Opponents of the legislation repeatedly emphasized that transgender girls are girls, and that the law should help protect them, as well.

“The introduction of these bills adds Wisconsin to a growing list of states that are introducing similar legislation as part of a coordinated effort by national anti-LGBTQ activists to spread myths and misinformation about what it means to be transgender and chip away at support for LGBTQ equality,” said a group of 31 Wisconsin organizations in a statement opposing the bills. “Laws like these do not protect girls’ and women’s access to sport. Instead, they create greater inequality and fail to address actual barriers to access like a lack of resources, lack of training and lack of investment in women coaches.”

Democratic Gov. Tony Evers would almost certainly veto the bills if they pass the Republican-controlled Legislature. While the hearings were underway Wednesday, he tweeted his support for transgender youths, writing that they “deserve our love and support just like any other kid.”

WIAA opposes bills

Dietrich said she did not consult with the Wisconsin Interscholastic Athletic Association or athletic directors in crafting the bill, which she said most closely resembles legislation in Montana.

The WIAA objects to the legislation, saying the Legislature is inserting itself into the decision-making process of a private, member-driven organization.

“We believe the bill is unnecessary,” the organization said in a statement. “The WIAA serves a diverse membership of private and public schools that has a long history of providing opportunities and creating policies that benefit all student-athletes.”
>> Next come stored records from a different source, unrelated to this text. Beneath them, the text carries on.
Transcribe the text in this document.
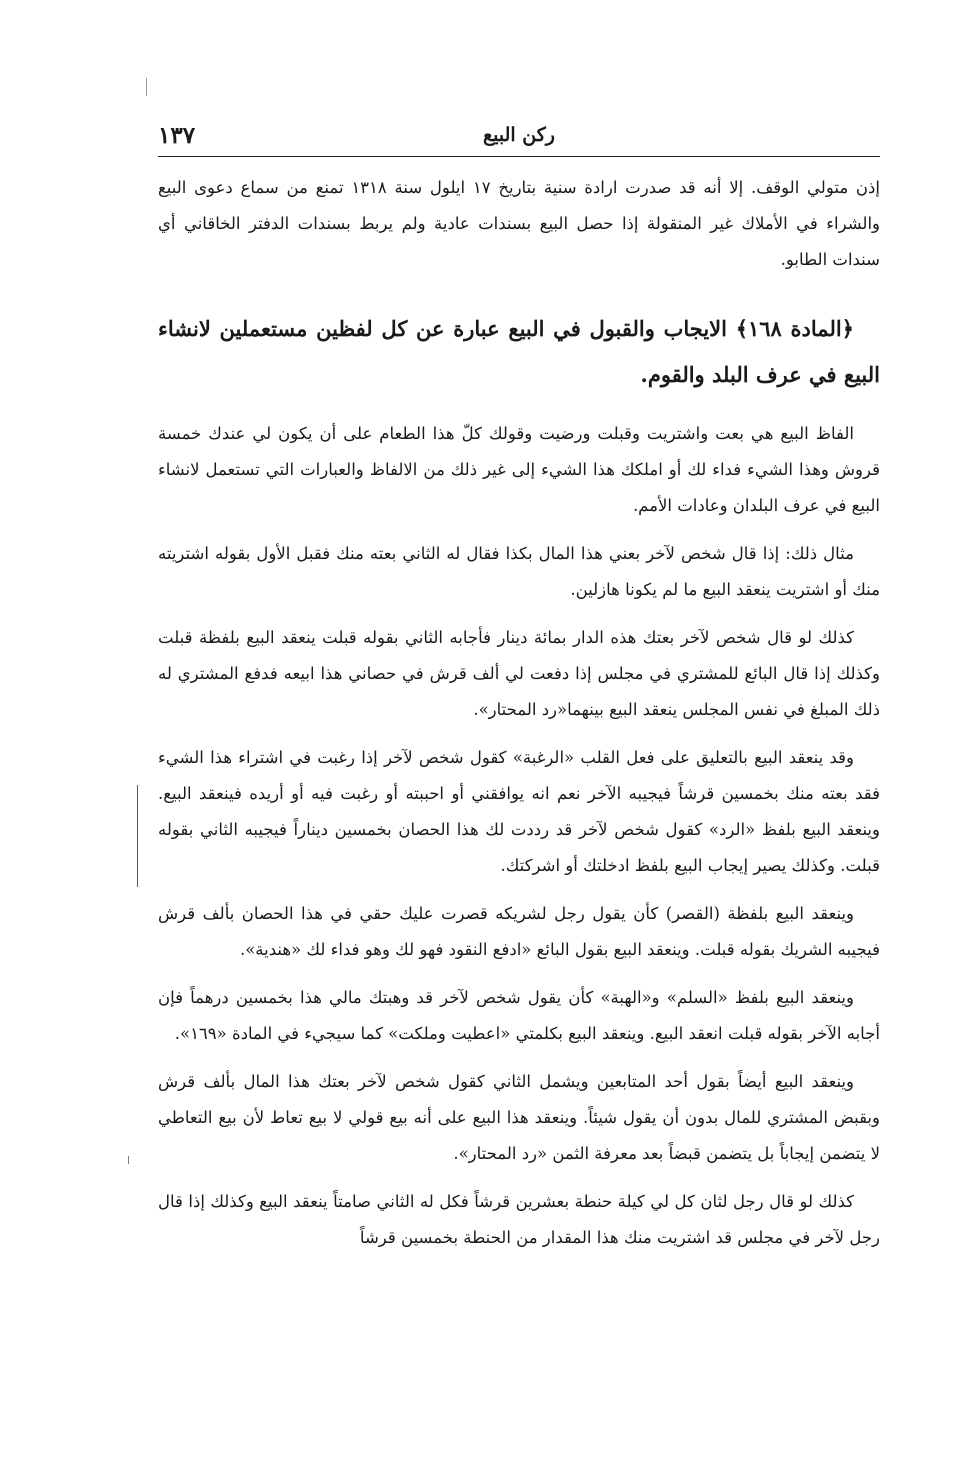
١٣٧	ركن البيع

إذن متولي الوقف. إلا أنه قد صدرت ارادة سنية بتاريخ ١٧ ايلول سنة ١٣١٨ تمنع من سماع دعوى البيع والشراء في الأملاك غير المنقولة إذا حصل البيع بسندات عادية ولم يربط بسندات الدفتر الخاقاني أي سندات الطابو.

﴿المادة ١٦٨﴾ الايجاب والقبول في البيع عبارة عن كل لفظين مستعملين لانشاء البيع في عرف البلد والقوم.

الفاظ البيع هي بعت واشتريت وقبلت ورضيت وقولك كلّ هذا الطعام على أن يكون لي عندك خمسة قروش وهذا الشيء فداء لك أو املكك هذا الشيء إلى غير ذلك من الالفاظ والعبارات التي تستعمل لانشاء البيع في عرف البلدان وعادات الأمم.

مثال ذلك: إذا قال شخص لآخر بعني هذا المال بكذا فقال له الثاني بعته منك فقبل الأول بقوله اشتريته منك أو اشتريت ينعقد البيع ما لم يكونا هازلين.

كذلك لو قال شخص لآخر بعتك هذه الدار بمائة دينار فأجابه الثاني بقوله قبلت ينعقد البيع بلفظة قبلت وكذلك إذا قال البائع للمشتري في مجلس إذا دفعت لي ألف قرش في حصاني هذا ابيعه فدفع المشتري له ذلك المبلغ في نفس المجلس ينعقد البيع بينهما«رد المحتار».

وقد ينعقد البيع بالتعليق على فعل القلب «الرغبة» كقول شخص لآخر إذا رغبت في اشتراء هذا الشيء فقد بعته منك بخمسين قرشاً فيجيبه الآخر نعم انه يوافقني أو احببته أو رغبت فيه أو أريده فينعقد البيع. وينعقد البيع بلفظ «الرد» كقول شخص لآخر قد رددت لك هذا الحصان بخمسين ديناراً فيجيبه الثاني بقوله قبلت. وكذلك يصير إيجاب البيع بلفظ ادخلتك أو اشركتك.

وينعقد البيع بلفظة (القصر) كأن يقول رجل لشريكه قصرت عليك حقي في هذا الحصان بألف قرش فيجيبه الشريك بقوله قبلت. وينعقد البيع بقول البائع «ادفع النقود فهو لك وهو فداء لك «هندية».

وينعقد البيع بلفظ «السلم» و«الهبة» كأن يقول شخص لآخر قد وهبتك مالي هذا بخمسين درهماً فإن أجابه الآخر بقوله قبلت انعقد البيع. وينعقد البيع بكلمتي «اعطيت وملكت» كما سيجيء في المادة «١٦٩».

وينعقد البيع أيضاً بقول أحد المتابعين ويشمل الثاني كقول شخص لآخر بعتك هذا المال بألف قرش وبقبض المشتري للمال بدون أن يقول شيئاً. وينعقد هذا البيع على أنه بيع قولي لا بيع تعاط لأن بيع التعاطي لا يتضمن إيجاباً بل يتضمن قبضاً بعد معرفة الثمن «رد المحتار».

كذلك لو قال رجل لثان كل لي كيلة حنطة بعشرين قرشاً فكل له الثاني صامتاً ينعقد البيع وكذلك إذا قال رجل لآخر في مجلس قد اشتريت منك هذا المقدار من الحنطة بخمسين قرشاً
The WIAA’s guiding principles are to ensure that transgender students have opportunities to participate in WIAA-sponsored athletics with verification and medical documentation, and that the medical privacy of transgender students is preserved.

It said the legislation is focused solely on the competition aspect of sports instead of the intrinsic benefits derived from participation and inclusion, and that it unnecessarily targets a vulnerable segment of young people.

The proposal to ban transgender athletes from participating in girls sports comes as more high school athletic associations have allowed transgender athletes to play on teams based on their gender identity. The NCAA has trans-inclusive guidelines for all its member schools.

The WIAA has transgender guidelines passed in 2013 that are “committed to ensuring that transgender students have opportunities to participate in WIAA-sponsored athletics.”

Under such guidelines, transgender females must have one calendar year of medically documented testosterone-suppression therapy to be eligible to participate on a female team. A transgender female who has not started testosterone-suppression therapy may participate on male teams if the student desires.

Transgender male students who have started hormone therapy, such as testosterone, are only eligible for male teams. A transgender male student who has not started hormone therapy may still participate on female teams if desired.

The day he took office, Democratic President Joe Biden signed an executive order banning discrimination based on gender identity in school sports and elsewhere.

A federal court blocked legislation in Idaho that banned transgender athletes from women’s sports teams there.